Since Mesic’s death, and in the wake of the Sammy Yatim shooting in Toronto, the province announced rules that had limited the use of Tasers were changing to clear the way for individual police forces to set their own guidelines about which officers can use them.

Prior to the announcement, Ontario had restricted the use of Tasers to a select few supervising and tactical officers, setting Ontario police apart from counterparts in several other provinces and with the RCMP.

Mesic's family, alongside other families of people shot by police officers in Ontario, met with the Ontario Ombudsman Thursday. Ombudsman Andre Marin is doing a review of police use of force guidelines.

Hamilton police chief Glenn De Caire wants the Tasers and has said the service will need close to $1-million to equip and train all frontline officers. Councillors have been cool to the idea of spending any more money on policing, especially after last year’s drawn out battle over the police budget.

It is considered a vital tool in law enforcement and used properly can save lives- Hamilton police report on Tasers

But police argue in an internal report that the budget considerations have to be weighed against Tasers' potential to save lives.

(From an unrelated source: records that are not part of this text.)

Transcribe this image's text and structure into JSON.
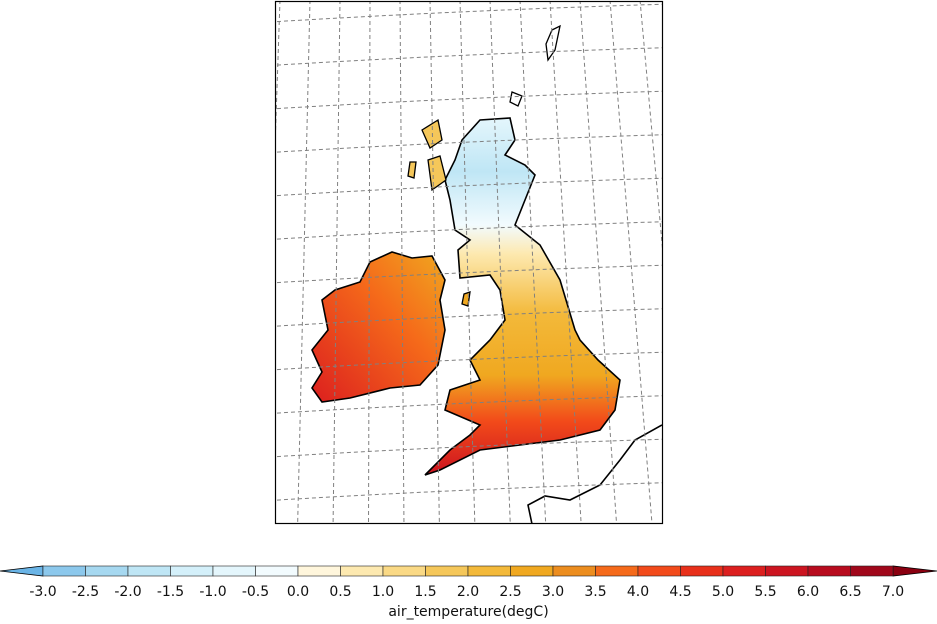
{
  "map": {
    "variable": "air_temperature",
    "land_colors": {
      "scotland_high": "#bfe6f5",
      "north": "#fde9b0",
      "midlands": "#f0a820",
      "south": "#f24a1a",
      "southwest": "#cc1420",
      "ireland": "#ec8d1f",
      "ireland_west": "#e8301a"
    },
    "gridline_color": "#808080",
    "coastline_color": "#000000"
  },
  "colorbar": {
    "label": "air_temperature(degC)",
    "ticks": [
      "-3.0",
      "-2.5",
      "-2.0",
      "-1.5",
      "-1.0",
      "-0.5",
      "0.0",
      "0.5",
      "1.0",
      "1.5",
      "2.0",
      "2.5",
      "3.0",
      "3.5",
      "4.0",
      "4.5",
      "5.0",
      "5.5",
      "6.0",
      "6.5",
      "7.0"
    ],
    "range": [
      -3.0,
      7.0
    ],
    "extend": "both",
    "under_color": "#6ab4e6",
    "over_color": "#8a0010",
    "bin_colors": [
      "#8cc8ec",
      "#a6d8f0",
      "#bfe6f5",
      "#d4f0fa",
      "#e4f6fc",
      "#f2fbfe",
      "#fff6dc",
      "#fde9b0",
      "#fad985",
      "#f5c75a",
      "#f3b93a",
      "#f0a820",
      "#ec8d1f",
      "#f56a1a",
      "#f24a1a",
      "#e8301a",
      "#dc1f1f",
      "#cc1420",
      "#b80c1e",
      "#a0071a"
    ]
  }
}
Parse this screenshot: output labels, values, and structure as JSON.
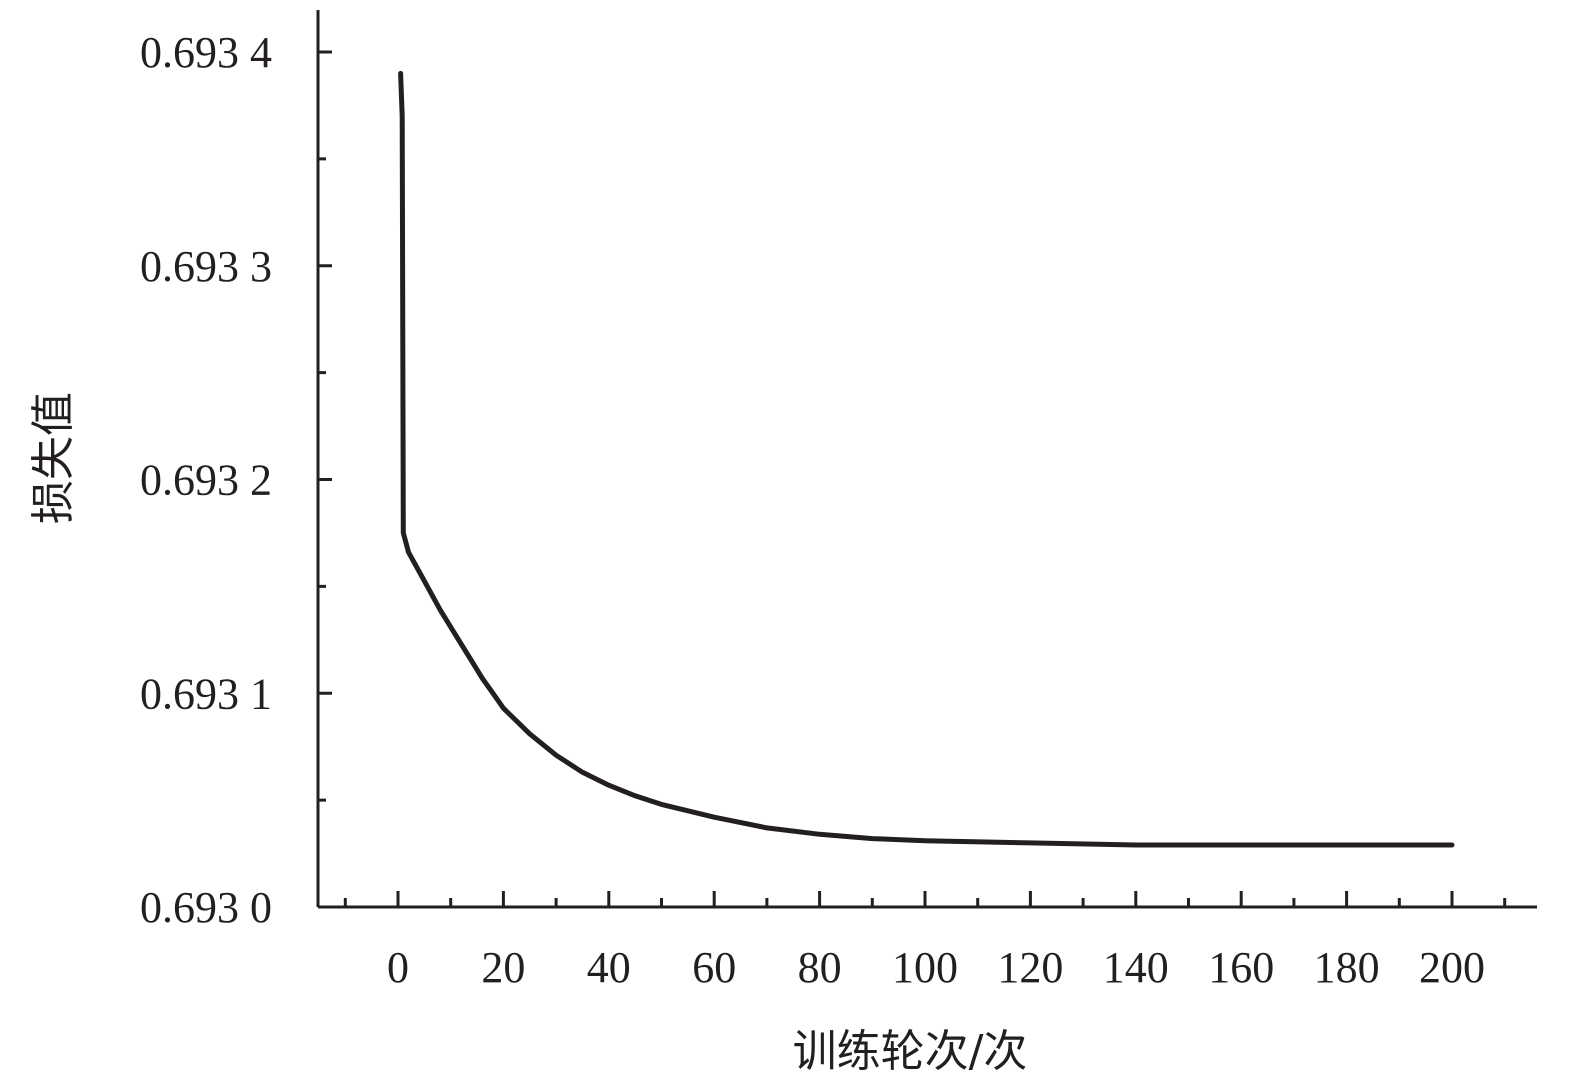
{
  "chart_data": {
    "type": "line",
    "title": "",
    "xlabel": "训练轮次/次",
    "ylabel": "损失值",
    "xlim": [
      -15,
      215
    ],
    "ylim": [
      0.693,
      0.69344
    ],
    "x_ticks": [
      0,
      20,
      40,
      60,
      80,
      100,
      120,
      140,
      160,
      180,
      200
    ],
    "x_tick_labels": [
      "0",
      "20",
      "40",
      "60",
      "80",
      "100",
      "120",
      "140",
      "160",
      "180",
      "200"
    ],
    "y_ticks": [
      0.693,
      0.6931,
      0.6932,
      0.6933,
      0.6934
    ],
    "y_tick_labels": [
      "0.693 0",
      "0.693 1",
      "0.693 2",
      "0.693 3",
      "0.693 4"
    ],
    "grid": false,
    "line_color": "#231f20",
    "series": [
      {
        "x": [
          0.5,
          0.8,
          1.0,
          2,
          4,
          6,
          8,
          10,
          12,
          14,
          16,
          18,
          20,
          25,
          30,
          35,
          40,
          45,
          50,
          55,
          60,
          70,
          80,
          90,
          100,
          120,
          140,
          160,
          180,
          200
        ],
        "y": [
          0.69339,
          0.69337,
          0.693175,
          0.693166,
          0.693157,
          0.693148,
          0.693139,
          0.693131,
          0.693123,
          0.693115,
          0.693107,
          0.6931,
          0.693093,
          0.693081,
          0.693071,
          0.693063,
          0.693057,
          0.693052,
          0.693048,
          0.693045,
          0.693042,
          0.693037,
          0.693034,
          0.693032,
          0.693031,
          0.69303,
          0.693029,
          0.693029,
          0.693029,
          0.693029
        ]
      }
    ]
  }
}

"The use of CEWs is an effective less lethal option...It is considered a vital tool in law enforcement and used properly can save lives,' concludes the report.

"This initial cost must be balanced against the reality of the financial, personal and public cost of injury or death in an incident where a CEW could have been utilized."

In 2012, Hamilton police used Tasers 49 times — an increase of 112.7 per cent over the 22 incidents in 2011. But in 35 of the 49 incidents, it was deployed in “display mode” only, according to a police services board agenda.

Tasers were used 17 times to control “emotionally disturbed” or “mentally “ill” people.